Six NFL teams will travel to London’s Wembley Stadium next year for three regular season games, the most ever for the league.
The Jacksonville Jaguars, who play the San Francisco 49ers in London this Sunday, will be back next year for a game against the Dallas Cowboys. In the other two matchups, the Detroit Lions face the Atlanta Falcons and the Miami Dolphins play the Oakland Raiders. Dates are to be determined.
NFL teams have crossed the Atlantic for at least one regular season game since 2007, drawing average attendance of 82,000 at the 90,000-seat Wembley. It’s an open question whether the quick-hit attraction can translate into lasting interest—especially now that the league is committed to exporting one of its worst products in the lowly and regularly traveling Jaguars. The NFL claims “a current fan base of more than 12 million, including 2.5 million avid fans, a 30 percent increase in avid fans in the past two years,” without saying in its press release where those numbers come from. It also cites gains in TV ratings and youth participation.
Bloomberg Businessweek called Simon Chadwick, professor of sports business strategy at Coventry University, to get his take on whether American football is gaining traction across the pond.
What is the interest in American football in the U.K.?
You are talking to somebody who is old enough to remember back in the 1980s, when Channel 4, bought the rights to the NFL. For a short period of time in the mid-80s we consequently saw a huge boom in interest in American football. Even in the city where I was a student at the time, Leicester, there was a professional American football team. Then gradually it just kind of died a death. People lost interest.
There just simply isn’t a culture of NFL fandom in this country. It was something new that was very American. Most British people look to America first and foremost for their new experiences. They are not Europeans. They are North Americans. Anything that comes from America they take an interest in. They like the excitement, the drama, the glamor, the accents. But after a while the novelty just wore off. And I sense that we are going through something very, very similar to what we went through in the 1980s.
But fans keep showing up at Wembley.
London has an incredibly well-developed experience economy. People look for things to do that are very different [than] what people normally do. Instead of just going to the cinema or just going to a mall or just going out to a chain restaurant for a meal, they are looking for new and different things to do. The annual NFL game so far has been part of that experience economy.
It’s like Cirque du Soleil?
Exactly. You know that when Cirque du Soleil comes to the Royal Albert Hall in London for 14 nights, every single night will be sold out within days. The NFL is one of these global mega-entertainment properties.
Why don’t Brits embrace it once they get a taste for it?
Their strategy seems to be top down. You showcase an elite professional game in the hope that you infuse and engage.
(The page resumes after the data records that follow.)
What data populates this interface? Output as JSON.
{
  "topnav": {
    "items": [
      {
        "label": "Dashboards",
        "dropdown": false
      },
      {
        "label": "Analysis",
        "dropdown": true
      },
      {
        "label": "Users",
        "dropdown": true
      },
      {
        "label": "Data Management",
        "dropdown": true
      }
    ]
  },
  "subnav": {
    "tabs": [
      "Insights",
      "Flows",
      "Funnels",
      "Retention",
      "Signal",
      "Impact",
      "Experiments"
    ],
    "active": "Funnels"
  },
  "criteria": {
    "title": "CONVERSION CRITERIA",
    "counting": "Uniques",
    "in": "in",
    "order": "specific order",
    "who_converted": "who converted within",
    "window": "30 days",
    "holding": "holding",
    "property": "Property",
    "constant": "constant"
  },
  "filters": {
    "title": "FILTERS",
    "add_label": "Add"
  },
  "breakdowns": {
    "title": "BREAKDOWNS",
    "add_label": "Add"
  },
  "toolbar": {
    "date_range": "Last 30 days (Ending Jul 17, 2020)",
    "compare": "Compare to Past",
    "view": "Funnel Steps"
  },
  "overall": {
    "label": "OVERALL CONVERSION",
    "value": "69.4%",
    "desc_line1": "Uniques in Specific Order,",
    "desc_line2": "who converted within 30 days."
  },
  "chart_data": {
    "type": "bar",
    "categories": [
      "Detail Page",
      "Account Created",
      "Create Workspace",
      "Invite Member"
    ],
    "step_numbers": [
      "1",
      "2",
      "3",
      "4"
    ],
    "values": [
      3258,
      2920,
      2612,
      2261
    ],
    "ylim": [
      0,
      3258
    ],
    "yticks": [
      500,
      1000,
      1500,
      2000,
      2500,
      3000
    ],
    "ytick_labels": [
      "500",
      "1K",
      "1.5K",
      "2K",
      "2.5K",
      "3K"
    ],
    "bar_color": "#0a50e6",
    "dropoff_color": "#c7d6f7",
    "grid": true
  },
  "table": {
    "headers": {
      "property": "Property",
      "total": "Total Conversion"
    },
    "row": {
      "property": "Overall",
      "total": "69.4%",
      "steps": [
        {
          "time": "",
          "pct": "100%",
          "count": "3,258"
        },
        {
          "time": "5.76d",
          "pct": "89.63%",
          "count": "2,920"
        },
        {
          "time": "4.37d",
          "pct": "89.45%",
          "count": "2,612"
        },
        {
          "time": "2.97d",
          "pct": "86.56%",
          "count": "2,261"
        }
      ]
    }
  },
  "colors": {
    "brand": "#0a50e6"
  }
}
You tend to find in sport that you build from the grass roots upwards. If you look at the NBA in China, for example, they have their elite professional showcase events with their stars and their icons, but at the same time they are investing in grass roots. The NFL has gone in at the top end. It’s lots of noise and lots of glamor. It’s big, and it’s brash. But that only entertains. It doesn’t engage people on a long-term sustainable basis.
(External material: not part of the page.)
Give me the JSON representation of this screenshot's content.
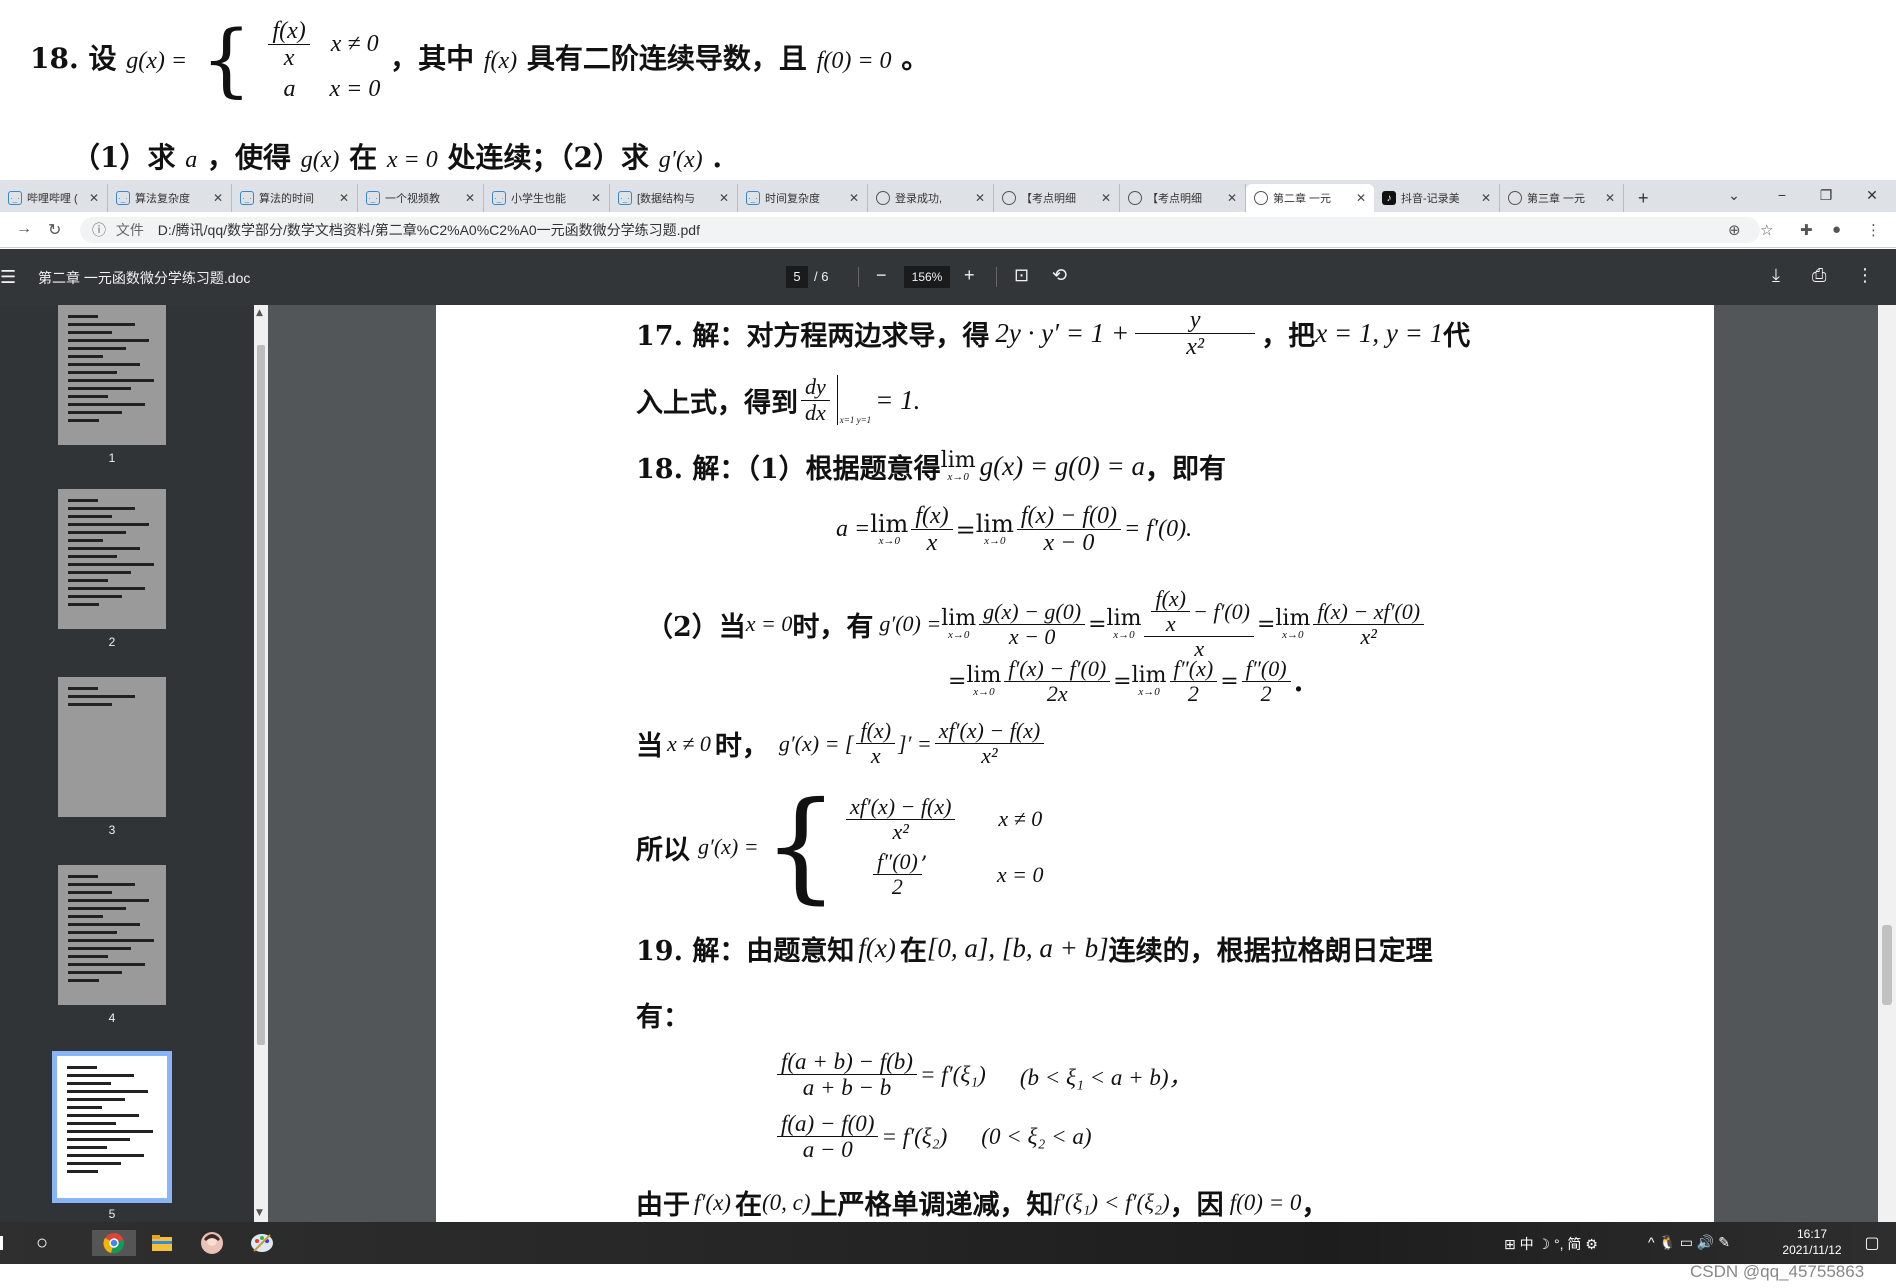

If you were to say to me now, Simon, where can I find an American football field to take my 6-year-old boy to learn American football? I don’t know. I have no idea. There are no pitches. There are no clubs. There are no facilities. The NFL may be active, but I don’t know about it, so they’re just not active enough.
Is there anything to the notion that the problem is that American football doesn’t flow the way soccer does?
There are two elements to this. American football is too much like rugby league and rugby union. A common perception is it just looks and feels like what we’ve already got. Why come see yours when we’ve already got our own? But if you draw comparisons with English football, the reputation we have internationally is that it’s incredibly fast. It never stops. It’s always on the move. The NFL might be just a little too stop-start to capture the imagination of the general public.